In the last FOMC meeting on 28 October, Narayana Kocherlakota, the President of the Federal Reserve Bank of Minneapolis, projected negative rates in the future. Many disregarded this as a deranged prediction from Kocherlakota, who is known for making erroneous statements on future monetary policy. On 4 November 2015, Janet Yellen, Chair of the Federal Reserve, claimed that the federal funds rates could be lowered to negative territory “if outlook worsened”. The radical fringe has suddenly become the voice of prophecy.

That same day, William C. Dudley, the President of the Federal Reserve Bank of New York, stated in an interview that “some of the experiences [in Europe] suggest maybe can we use negative interest rates and the costs aren’t as great as you anticipate,” referring to the disastrous negative interest rate policy set forth by the European Central Bank. Mario Draghi, the President of the European Central Bank, hinted that rates could be lowered further if the condition of Europe’s economic condition somehow gets even worse.

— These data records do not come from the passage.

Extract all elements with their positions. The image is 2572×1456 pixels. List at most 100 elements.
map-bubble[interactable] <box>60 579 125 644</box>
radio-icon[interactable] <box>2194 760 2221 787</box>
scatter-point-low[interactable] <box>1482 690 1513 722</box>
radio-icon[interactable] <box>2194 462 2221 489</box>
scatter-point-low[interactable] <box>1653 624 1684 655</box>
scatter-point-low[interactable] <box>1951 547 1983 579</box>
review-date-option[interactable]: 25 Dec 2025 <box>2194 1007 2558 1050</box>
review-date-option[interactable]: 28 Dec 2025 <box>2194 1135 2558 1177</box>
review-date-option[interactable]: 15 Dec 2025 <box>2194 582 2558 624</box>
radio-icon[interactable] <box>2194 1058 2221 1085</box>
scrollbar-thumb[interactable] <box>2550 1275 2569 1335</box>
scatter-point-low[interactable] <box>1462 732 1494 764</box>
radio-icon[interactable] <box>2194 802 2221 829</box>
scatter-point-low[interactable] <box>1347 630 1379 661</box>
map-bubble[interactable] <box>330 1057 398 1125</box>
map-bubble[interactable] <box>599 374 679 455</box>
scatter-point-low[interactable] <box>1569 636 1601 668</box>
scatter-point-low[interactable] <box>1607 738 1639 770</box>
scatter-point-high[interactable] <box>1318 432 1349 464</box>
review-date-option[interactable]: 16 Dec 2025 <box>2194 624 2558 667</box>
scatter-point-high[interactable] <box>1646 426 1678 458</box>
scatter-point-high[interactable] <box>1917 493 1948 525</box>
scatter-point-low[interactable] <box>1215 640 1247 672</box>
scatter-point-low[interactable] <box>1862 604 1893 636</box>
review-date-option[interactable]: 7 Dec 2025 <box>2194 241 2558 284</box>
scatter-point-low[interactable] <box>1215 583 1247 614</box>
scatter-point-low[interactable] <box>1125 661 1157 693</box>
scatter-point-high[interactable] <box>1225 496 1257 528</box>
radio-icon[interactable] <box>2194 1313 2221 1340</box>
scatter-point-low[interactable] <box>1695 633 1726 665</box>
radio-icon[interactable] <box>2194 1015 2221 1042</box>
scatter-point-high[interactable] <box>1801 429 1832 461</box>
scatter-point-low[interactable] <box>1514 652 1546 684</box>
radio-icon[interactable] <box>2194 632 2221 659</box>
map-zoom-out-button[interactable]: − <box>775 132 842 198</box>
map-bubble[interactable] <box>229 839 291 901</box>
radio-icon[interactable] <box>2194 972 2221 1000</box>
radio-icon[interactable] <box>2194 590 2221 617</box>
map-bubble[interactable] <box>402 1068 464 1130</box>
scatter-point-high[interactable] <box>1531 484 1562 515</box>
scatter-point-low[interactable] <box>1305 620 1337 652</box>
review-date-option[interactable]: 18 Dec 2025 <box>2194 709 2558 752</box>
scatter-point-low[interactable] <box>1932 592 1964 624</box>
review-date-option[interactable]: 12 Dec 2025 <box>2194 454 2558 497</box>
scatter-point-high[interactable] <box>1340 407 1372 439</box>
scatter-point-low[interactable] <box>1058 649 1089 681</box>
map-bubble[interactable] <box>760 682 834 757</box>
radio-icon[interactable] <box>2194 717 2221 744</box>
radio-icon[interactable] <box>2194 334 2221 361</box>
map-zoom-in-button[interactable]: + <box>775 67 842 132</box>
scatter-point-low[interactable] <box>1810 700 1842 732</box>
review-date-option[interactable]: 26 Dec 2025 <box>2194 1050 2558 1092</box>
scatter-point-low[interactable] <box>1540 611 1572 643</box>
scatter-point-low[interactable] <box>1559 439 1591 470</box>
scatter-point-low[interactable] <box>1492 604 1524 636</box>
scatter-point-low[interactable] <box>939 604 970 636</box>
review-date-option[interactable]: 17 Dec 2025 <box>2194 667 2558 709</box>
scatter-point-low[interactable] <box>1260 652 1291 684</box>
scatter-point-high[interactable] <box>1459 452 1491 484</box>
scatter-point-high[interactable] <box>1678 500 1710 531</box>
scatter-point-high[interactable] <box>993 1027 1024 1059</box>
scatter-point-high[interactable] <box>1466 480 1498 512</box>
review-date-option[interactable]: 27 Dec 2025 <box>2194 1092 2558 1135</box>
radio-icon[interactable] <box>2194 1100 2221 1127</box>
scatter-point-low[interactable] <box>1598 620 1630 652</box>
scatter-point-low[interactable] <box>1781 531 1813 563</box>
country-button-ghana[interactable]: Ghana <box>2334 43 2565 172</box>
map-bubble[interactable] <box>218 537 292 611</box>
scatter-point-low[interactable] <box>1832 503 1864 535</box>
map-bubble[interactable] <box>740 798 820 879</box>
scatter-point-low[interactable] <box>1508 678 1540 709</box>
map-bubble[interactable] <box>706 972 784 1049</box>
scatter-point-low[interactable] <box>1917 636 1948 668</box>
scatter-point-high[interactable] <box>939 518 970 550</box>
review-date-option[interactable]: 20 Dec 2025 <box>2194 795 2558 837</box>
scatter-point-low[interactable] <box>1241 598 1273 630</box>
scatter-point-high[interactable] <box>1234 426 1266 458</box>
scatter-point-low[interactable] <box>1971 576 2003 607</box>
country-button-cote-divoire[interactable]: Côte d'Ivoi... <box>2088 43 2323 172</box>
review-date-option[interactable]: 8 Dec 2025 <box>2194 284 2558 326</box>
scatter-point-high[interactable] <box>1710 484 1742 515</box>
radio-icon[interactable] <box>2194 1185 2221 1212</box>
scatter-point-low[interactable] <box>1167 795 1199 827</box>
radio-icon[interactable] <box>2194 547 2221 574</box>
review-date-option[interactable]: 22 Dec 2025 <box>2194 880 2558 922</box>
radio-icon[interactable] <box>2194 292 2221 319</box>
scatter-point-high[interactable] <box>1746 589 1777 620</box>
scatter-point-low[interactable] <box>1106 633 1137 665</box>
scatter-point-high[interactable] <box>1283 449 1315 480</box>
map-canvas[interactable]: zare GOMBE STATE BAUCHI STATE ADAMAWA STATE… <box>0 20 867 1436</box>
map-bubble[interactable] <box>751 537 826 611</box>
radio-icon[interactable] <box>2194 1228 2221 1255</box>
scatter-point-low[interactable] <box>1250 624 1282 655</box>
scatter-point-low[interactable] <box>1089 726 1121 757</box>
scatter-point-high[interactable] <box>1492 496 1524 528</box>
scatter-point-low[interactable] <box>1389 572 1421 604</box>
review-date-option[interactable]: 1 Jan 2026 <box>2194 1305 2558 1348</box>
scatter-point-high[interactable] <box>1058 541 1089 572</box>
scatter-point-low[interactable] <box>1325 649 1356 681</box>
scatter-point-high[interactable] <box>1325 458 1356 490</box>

The harsh truth that has emerged since the end of the financial crisis is that expansionary monetary policy does not lead to higher economic growth in the sustainable sense. Expansion of the money supply and artificially lowering interest rates only serve to create an asset bubble, which is present in the US, Canada, and Europe. Negative interest rates will only make this conundrum even more difficult to rectify after the respective bubble bursts. Instead of focusing on short-term shortcuts that lead to economic malaise in the future, the West should begin fixing its long-term problems.